Das Leben der Ahnen Familienforschung im Selbstversuch
Familienforschung beginnt in Gesprächen mit den noch lebenden Ahnen, führt ins Standesamt und ins Stadtarchiv. In seinem Zeit für Bayern-Feature erforscht Thibaud Schremser seine Familiengeschichte – und stößt auf langweilige Daten und persönliche Schicksale.
Die Faszination vieler Menschen für ihre eigene Herkunft ist schwer zu erklären. Denn selbstverständlich haben meine Ahnen Gene, die ich auch habe. Sicherlich haben sie durch die Wahl ihres Wohnorts oder ihres Partners auch mein Leben in eine bestimmte Richtung gelenkt. Aber fühle ich mich ihnen deshalb verbunden? Kenne ich diese Leute? Sollte ich?
Hilfe vom erfahrenen Familienforscher
Klar, ich kenne meine Eltern. Beide leben. Ich kenne und kannte meine Großeltern. Eine meiner Omas lebt noch. Eine Uroma habe ich kennengelernt. In meiner Familie kenne ich drei Generationen, plus meine Generation. Aber da gibt es ja noch viele andere. Ich will herausfinden, wer meine Vorfahren waren und wie sie gelebt haben – das Leben meiner Ahnen zumindest erahnen. Dabei helfen wird mir ein erfahrener Familienforscher, Edgar Hubrich.
"Die große Geschichte und die Familiengeschichte, das ist ja nur ein Unterschied in den Zusammenhängen. Wer sich mit der Familiengeschichte beschäftigt, der möchte ja gerne wissen: Wie haben denn die eigenen Vorfahren Geschichte beeinflusst und wie wurden die Vorfahren durch die Geschichte beeinflusst. Also das ist ja eine Wechselwirkung. Und das macht eigentlich den Reiz der Familienforschung aus."
Edgar Hubrich, stellvertretender Vorsitzender der Gesellschaft für Familienforschung in Franken
Genealogische Vereine in ganz Deutschland
Edgar Hubrich ist stellvertretender Vorsitzender der Gesellschaft für Familienforschung in Franken. Die Gesellschaft für Familienforschung in Franken wurde 1921 gegründet und hilft Familienforschern bei ihrer Recherche.

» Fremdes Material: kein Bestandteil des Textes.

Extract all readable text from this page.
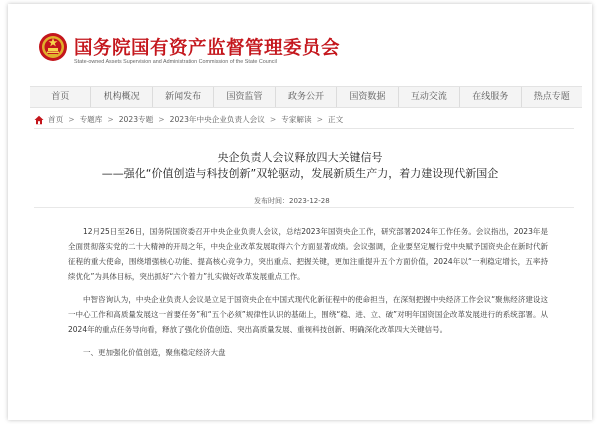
国务院国有资产监督管理委员会
State-owned Assets Supervision and Administration Commission of the State Council
首页	机构概况	新闻发布	国资监管	政务公开	国资数据	互动交流	在线服务	热点专题
首页 > 专题库 > 2023专题 > 2023年中央企业负责人会议 > 专家解读 > 正文
央企负责人会议释放四大关键信号
——强化“价值创造与科技创新”双轮驱动，发展新质生产力，着力建设现代新国企
发布时间：2023-12-28

12月25日至26日，国务院国资委召开中央企业负责人会议，总结2023年国资央企工作，研究部署2024年工作任务。会议指出，2023年是全面贯彻落实党的二十大精神的开局之年，中央企业改革发展取得六个方面显著成绩。会议强调，企业要坚定履行党中央赋予国资央企在新时代新征程的重大使命，围绕增强核心功能、提高核心竞争力，突出重点、把握关键，更加注重提升五个方面价值，2024年以“一利稳定增长，五率持续优化”为具体目标，突出抓好“六个着力”扎实做好改革发展重点工作。

中智咨询认为，中央企业负责人会议是立足于国资央企在中国式现代化新征程中的使命担当，在深刻把握中央经济工作会议“聚焦经济建设这一中心工作和高质量发展这一首要任务”和“五个必须”规律性认识的基础上，围绕“稳、进、立、破”对明年国资国企改革发展进行的系统部署。从2024年的重点任务导向看，释放了强化价值创造、突出高质量发展、重视科技创新、明确深化改革四大关键信号。

一、更加强化价值创造，聚焦稳定经济大盘
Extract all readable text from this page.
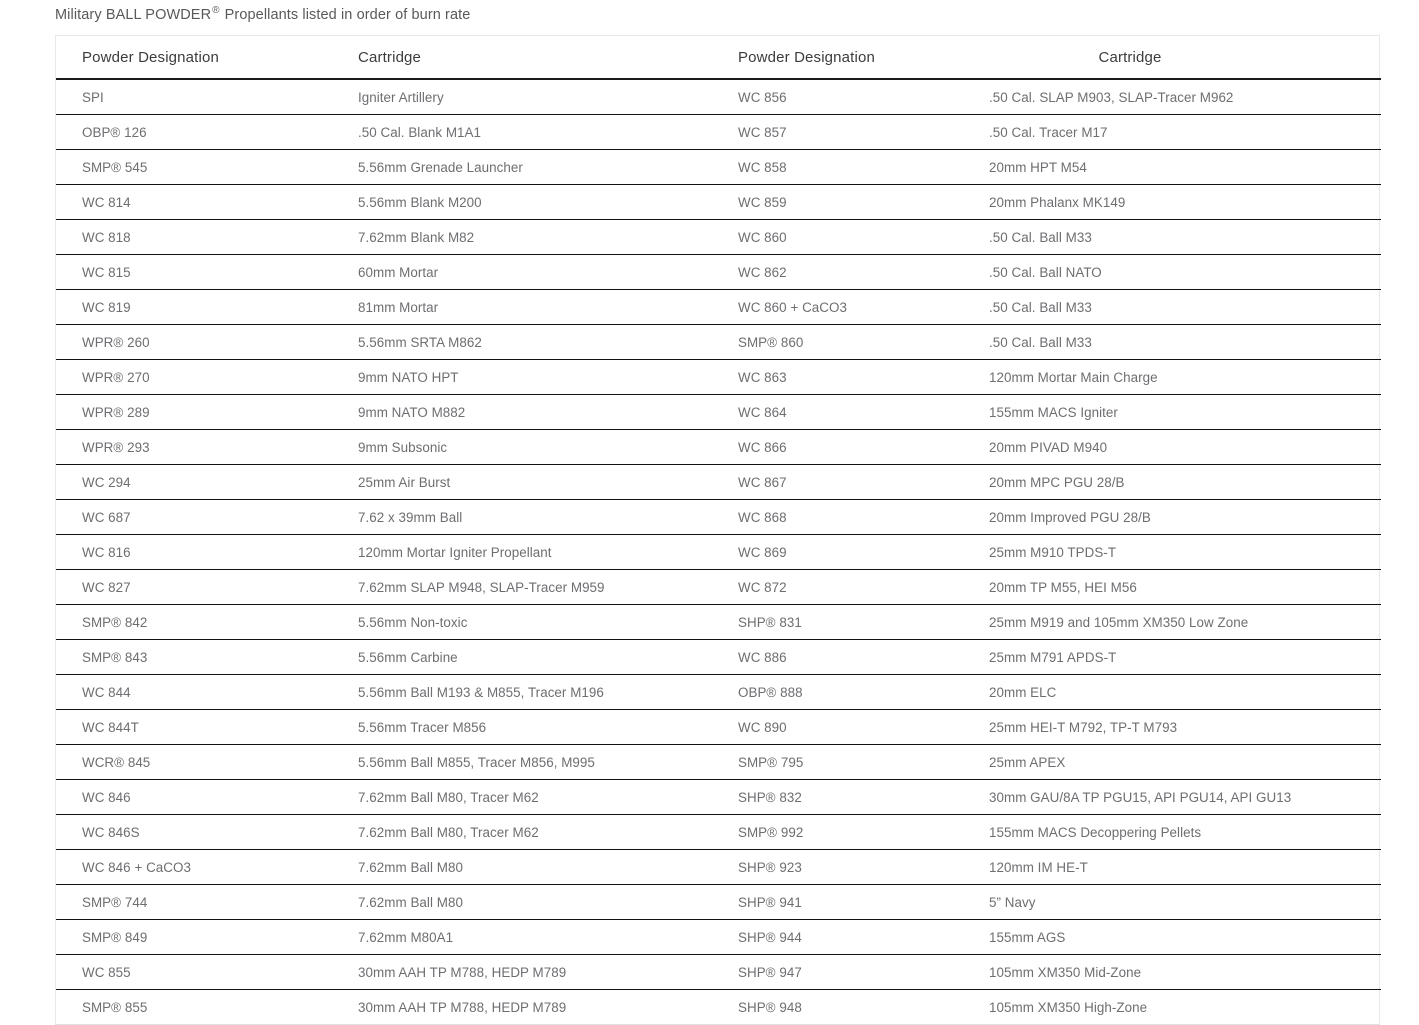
Military BALL POWDER® Propellants listed in order of burn rate
Powder Designation	Cartridge	Powder Designation	Cartridge
SPI	Igniter Artillery	WC 856	.50 Cal. SLAP M903, SLAP-Tracer M962
OBP® 126	.50 Cal. Blank M1A1	WC 857	.50 Cal. Tracer M17
SMP® 545	5.56mm Grenade Launcher	WC 858	20mm HPT M54
WC 814	5.56mm Blank M200	WC 859	20mm Phalanx MK149
WC 818	7.62mm Blank M82	WC 860	.50 Cal. Ball M33
WC 815	60mm Mortar	WC 862	.50 Cal. Ball NATO
WC 819	81mm Mortar	WC 860 + CaCO3	.50 Cal. Ball M33
WPR® 260	5.56mm SRTA M862	SMP® 860	.50 Cal. Ball M33
WPR® 270	9mm NATO HPT	WC 863	120mm Mortar Main Charge
WPR® 289	9mm NATO M882	WC 864	155mm MACS Igniter
WPR® 293	9mm Subsonic	WC 866	20mm PIVAD M940
WC 294	25mm Air Burst	WC 867	20mm MPC PGU 28/B
WC 687	7.62 x 39mm Ball	WC 868	20mm Improved PGU 28/B
WC 816	120mm Mortar Igniter Propellant	WC 869	25mm M910 TPDS-T
WC 827	7.62mm SLAP M948, SLAP-Tracer M959	WC 872	20mm TP M55, HEI M56
SMP® 842	5.56mm Non-toxic	SHP® 831	25mm M919 and 105mm XM350 Low Zone
SMP® 843	5.56mm Carbine	WC 886	25mm M791 APDS-T
WC 844	5.56mm Ball M193 & M855, Tracer M196	OBP® 888	20mm ELC
WC 844T	5.56mm Tracer M856	WC 890	25mm HEI-T M792, TP-T M793
WCR® 845	5.56mm Ball M855, Tracer M856, M995	SMP® 795	25mm APEX
WC 846	7.62mm Ball M80, Tracer M62	SHP® 832	30mm GAU/8A TP PGU15, API PGU14, API GU13
WC 846S	7.62mm Ball M80, Tracer M62	SMP® 992	155mm MACS Decoppering Pellets
WC 846 + CaCO3	7.62mm Ball M80	SHP® 923	120mm IM HE-T
SMP® 744	7.62mm Ball M80	SHP® 941	5” Navy
SMP® 849	7.62mm M80A1	SHP® 944	155mm AGS
WC 855	30mm AAH TP M788, HEDP M789	SHP® 947	105mm XM350 Mid-Zone
SMP® 855	30mm AAH TP M788, HEDP M789	SHP® 948	105mm XM350 High-Zone
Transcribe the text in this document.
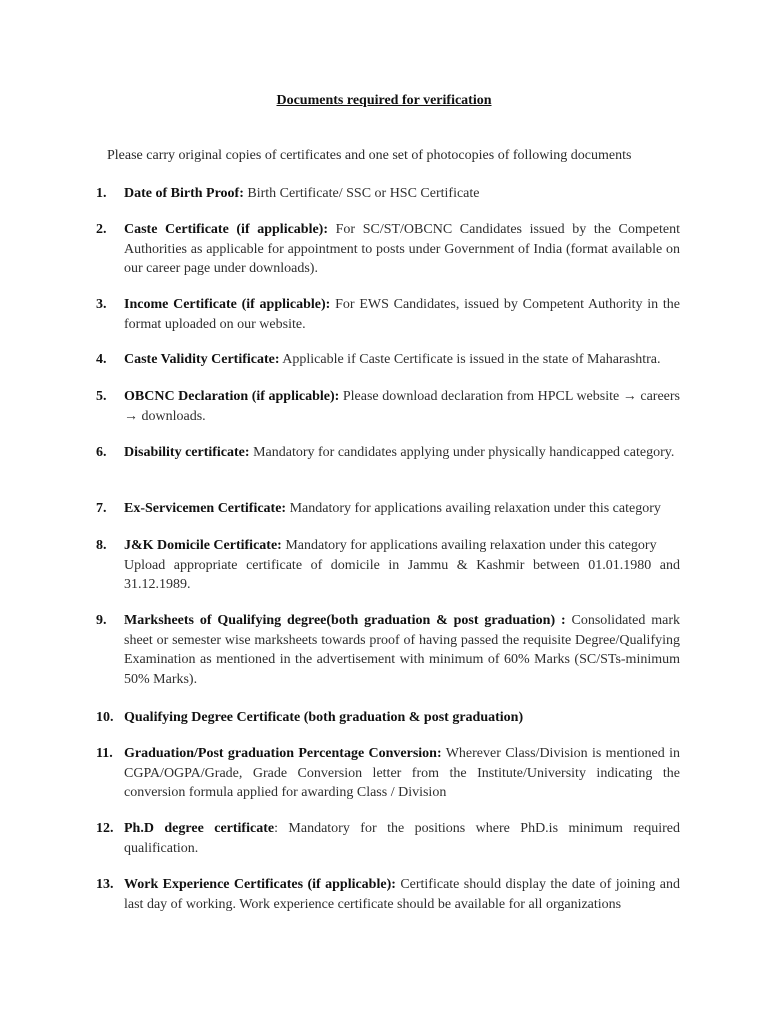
Documents required for verification
Please carry original copies of certificates and one set of photocopies of following documents
1.	Date of Birth Proof: Birth Certificate/ SSC or HSC Certificate
2.	Caste Certificate (if applicable): For SC/ST/OBCNC Candidates issued by the Competent Authorities as applicable for appointment to posts under Government of India (format available on our career page under downloads).
3.	Income Certificate (if applicable): For EWS Candidates, issued by Competent Authority in the format uploaded on our website.
4.	Caste Validity Certificate: Applicable if Caste Certificate is issued in the state of Maharashtra.
5.	OBCNC Declaration (if applicable): Please download declaration from HPCL website → careers → downloads.
6.	Disability certificate: Mandatory for candidates applying under physically handicapped category.
7.	Ex-Servicemen Certificate: Mandatory for applications availing relaxation under this category
8.	J&K Domicile Certificate: Mandatory for applications availing relaxation under this category
Upload appropriate certificate of domicile in Jammu & Kashmir between 01.01.1980 and 31.12.1989.
9.	Marksheets of Qualifying degree(both graduation & post graduation) : Consolidated mark sheet or semester wise marksheets towards proof of having passed the requisite Degree/Qualifying Examination as mentioned in the advertisement with minimum of 60% Marks (SC/STs-minimum 50% Marks).
10. Qualifying Degree Certificate (both graduation & post graduation)
11. Graduation/Post graduation Percentage Conversion: Wherever Class/Division is mentioned in CGPA/OGPA/Grade, Grade Conversion letter from the Institute/University indicating the conversion formula applied for awarding Class / Division
12. Ph.D degree certificate: Mandatory for the positions where PhD.is minimum required qualification.
13. Work Experience Certificates (if applicable): Certificate should display the date of joining and last day of working. Work experience certificate should be available for all organizations
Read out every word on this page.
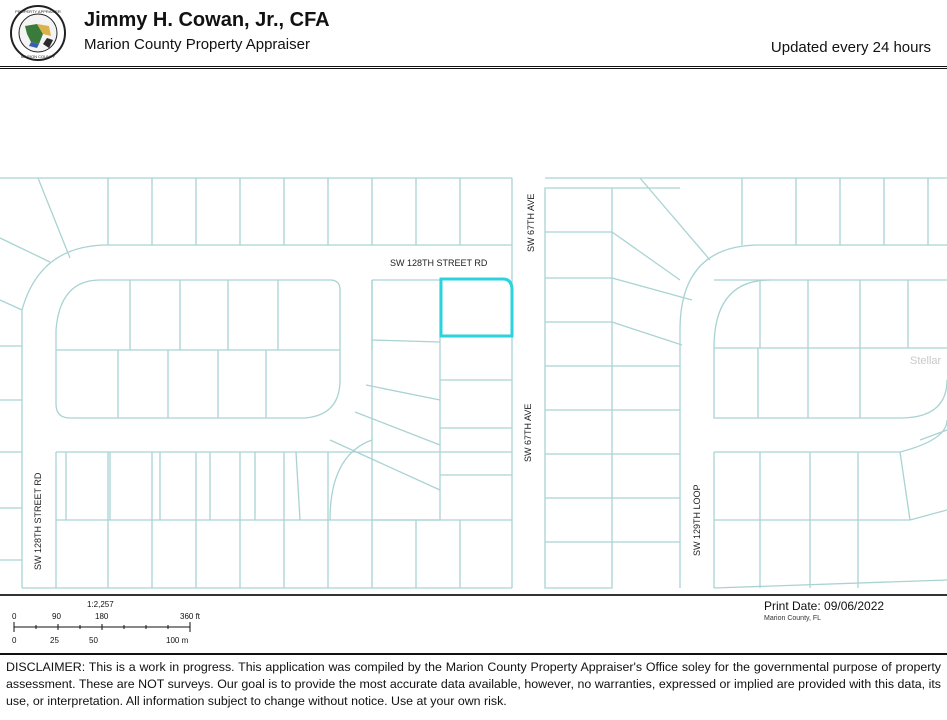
PROPERTY APPRAISER
MARION COUNTY
Jimmy H. Cowan, Jr., CFA
Marion County Property Appraiser	Updated every 24 hours
SW 128TH STREET RD
SW 67TH AVE
SW 67TH AVE
SW 128TH STREET RD	SW 129TH LOOP
Stellar
1:2,257
0	90	180	360 ft
0	25	50	100 m
Print Date: 09/06/2022
Marion County, FL
DISCLAIMER: This is a work in progress. This application was compiled by the Marion County Property Appraiser's Office soley for the governmental purpose of property assessment. These are NOT surveys. Our goal is to provide the most accurate data available, however, no warranties, expressed or implied are provided with this data, its use, or interpretation. All information subject to change without notice. Use at your own risk.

"Familienforscher können zu uns kommen, sie müssen nicht gleich Mitglied werden. Wir haben immer Öffnungsnachmittage einmal die Woche. Das fängt mit Beratung an, also wenn ein Anfänger kommt, muss er zunächst einmal mit dem Thema sich vertraut machen und wir helfen eben bei den ersten Schritten und führen die Leute heran an die eigentliche Forschung."
Edgar Hubrich, stellvertretender Vorsitzender der Gesellschaft für Familienforschung in Franken
1.300 Forscherinnen und Forscher sind Mitglied bei der Gesellschaft für Familienforschung in Franken. Ihr Sitz mit umfangreicher Bibliothek ist in Nürnberg. Genealogische Vereine gibt es in ganz Deutschland. Altbayern und Schwaben deckt der bayerische Landesverein für Familienkunde ab. Dann gibt es noch die Gesellschaft für Familienforschung in der Oberpfalz.
Zahlen, Namen und Daten vom Standesamt
Familienforschung führt schließlich auch ins Standesamt. Seit 1876 gibt es in Bayern die Standesämter, die die wichtigen Daten im Leben eines Menschen protokollieren. Vorher hat der Gemeindepfarrer in den Kirchenbüchern Geburten, Taufen, Hochzeiten und Sterbefälle festgehalten. Diese Kirchenbücher werden heute in kirchlichen Archiven und zum Teil auch in Stadtarchiven gelagert.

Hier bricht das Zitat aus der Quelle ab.